Cover Image: The Magician

The Magician

Pub Date:   |   Archive Date:

Member Reviews

In this fictionalised biography, Colm Toibin reimagines the inner life of the 1929 Nobel laureate Thomas Mann, tracing Mann’s life from his childhood in the 1890s in a recently confederated Germany to his death in exile in the 1950s.
 
Each chapter is anchored to a specific city and year, often linked to a turning point in his life or the composition of one of his works. The thinking process behind Buddenbrooks, The Blood of the Walsungs, Death in Venice, The Magic Mountain, Doctor Faustus, Felix Krull, and various political essays and speeches are prominently featured.
 
Knowing very little about Mann and his works, I approached this book as fiction and focused exclusively on how Toibin interprets the Manns as characters, without worrying about biographical accuracy.
 
What emerges from Toibin’s subtle narrative is an elusive and contradictory Thomas, who as a boy hid his literary ambitions, as an adolescent concealed his sexuality, and as an adult withheld his political views until it was absolutely impossible not to choose a side. I found this ambivalence truly fascinating.
 
His detachment from real life and his reluctance to act/react also contrast strongly with the outspoken political engagement of his brother Heinrich and his eldest children Erica and Klaus, creating tension in the family that drives the plot forward.
 
Katia, Thomas’s wife, is another brilliant character. In so many ways she is so much stronger, more sensible and capable than Thomas. She tacitly understands and accepts Thomas’s sexuality and she’s the one who held the family together.
 
The incisive character studies and the weaving together of private and public lives in a turbulent century really makes for an unputdownable read. Plus, I absolutely adore Toibin’s beautiful, cool, spare prose. It's a book I would  highly recommend.
Was this review helpful?
Thomas Mann. Writer, husband, symbol of German literature. The story is a simple one, except, it’s not. Thomas Mann’s life was touched by exile, by loss of identity, by his homosexuality which could never be expressed, by suicide. In this novel spanning his life, we see a man who was asked to be so much, but carried his own burdens throughout his life.

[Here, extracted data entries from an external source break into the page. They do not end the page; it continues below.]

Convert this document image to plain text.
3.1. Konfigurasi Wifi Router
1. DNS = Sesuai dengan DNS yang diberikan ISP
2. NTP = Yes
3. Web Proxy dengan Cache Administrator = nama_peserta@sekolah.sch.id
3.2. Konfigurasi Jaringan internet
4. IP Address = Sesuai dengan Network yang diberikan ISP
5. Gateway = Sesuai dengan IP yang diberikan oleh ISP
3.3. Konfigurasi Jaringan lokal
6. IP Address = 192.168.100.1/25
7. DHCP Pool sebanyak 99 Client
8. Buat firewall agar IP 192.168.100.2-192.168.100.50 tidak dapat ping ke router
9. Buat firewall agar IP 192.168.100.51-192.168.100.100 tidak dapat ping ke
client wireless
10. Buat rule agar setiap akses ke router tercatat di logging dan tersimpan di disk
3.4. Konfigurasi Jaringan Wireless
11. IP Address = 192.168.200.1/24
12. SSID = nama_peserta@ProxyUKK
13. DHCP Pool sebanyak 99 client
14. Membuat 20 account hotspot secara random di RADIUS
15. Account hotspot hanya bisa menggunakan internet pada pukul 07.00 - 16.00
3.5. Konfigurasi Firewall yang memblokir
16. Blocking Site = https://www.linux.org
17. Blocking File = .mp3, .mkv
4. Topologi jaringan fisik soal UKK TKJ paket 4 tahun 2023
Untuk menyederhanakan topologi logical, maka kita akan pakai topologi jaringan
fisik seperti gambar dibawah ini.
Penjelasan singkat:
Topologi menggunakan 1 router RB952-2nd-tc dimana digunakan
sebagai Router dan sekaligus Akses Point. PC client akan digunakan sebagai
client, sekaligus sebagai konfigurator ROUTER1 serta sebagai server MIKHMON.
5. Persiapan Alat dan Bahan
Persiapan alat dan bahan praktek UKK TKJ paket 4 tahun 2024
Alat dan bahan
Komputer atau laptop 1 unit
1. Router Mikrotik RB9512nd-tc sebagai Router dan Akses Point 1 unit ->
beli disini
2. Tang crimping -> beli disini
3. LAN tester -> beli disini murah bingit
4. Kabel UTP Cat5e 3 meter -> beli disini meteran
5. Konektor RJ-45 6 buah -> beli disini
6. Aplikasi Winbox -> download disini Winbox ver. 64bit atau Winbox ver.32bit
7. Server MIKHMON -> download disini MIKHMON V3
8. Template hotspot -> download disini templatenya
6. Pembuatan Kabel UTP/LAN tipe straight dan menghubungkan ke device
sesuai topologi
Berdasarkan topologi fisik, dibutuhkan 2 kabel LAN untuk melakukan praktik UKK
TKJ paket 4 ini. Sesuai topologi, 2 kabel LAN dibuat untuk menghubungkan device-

I feel I should disclose up front that I didn’t realise Thomas Mann was a real person until around half way through the book. That’s entirely on me – in fact I was quite shocked that I hadn’t previously heard of a writer so prolific in German culture. However, while I take full credit for the fact I didn’t know anything about him, it’s interesting that the book itself made me question whether he was a real figure, and it’s there I’d like to start in this review. When I’m reading historical fiction, I want to be fully immersed in the lives of the people I’m reading about. I want the facts to be so woven with the fiction that I don’t know where the boundaries are (and indeed question whether there are any boundaries at all). What made we wonder if this was about a real person was that at times the tone of the novel felt like a history book, like I was being informed of the facts before we went back into the fictional account.

That’s not to do this novel a disservice – it is a compelling read and I found myself speeding through the fascinating life of the main characters, not just Mann himself, and feeling some real moments of tension, pain and loss. There are some chapters that feel really beautiful in their humanity. And that’s the reason for my 3 star review – I wanted more of these moments and less of the facts about Mann’s life. I wanted to really get inside his head and understand what it was like to live that life, a life spanning countries, wars and trauma, but also hope and joy. When I was given those insights, I was enthralled.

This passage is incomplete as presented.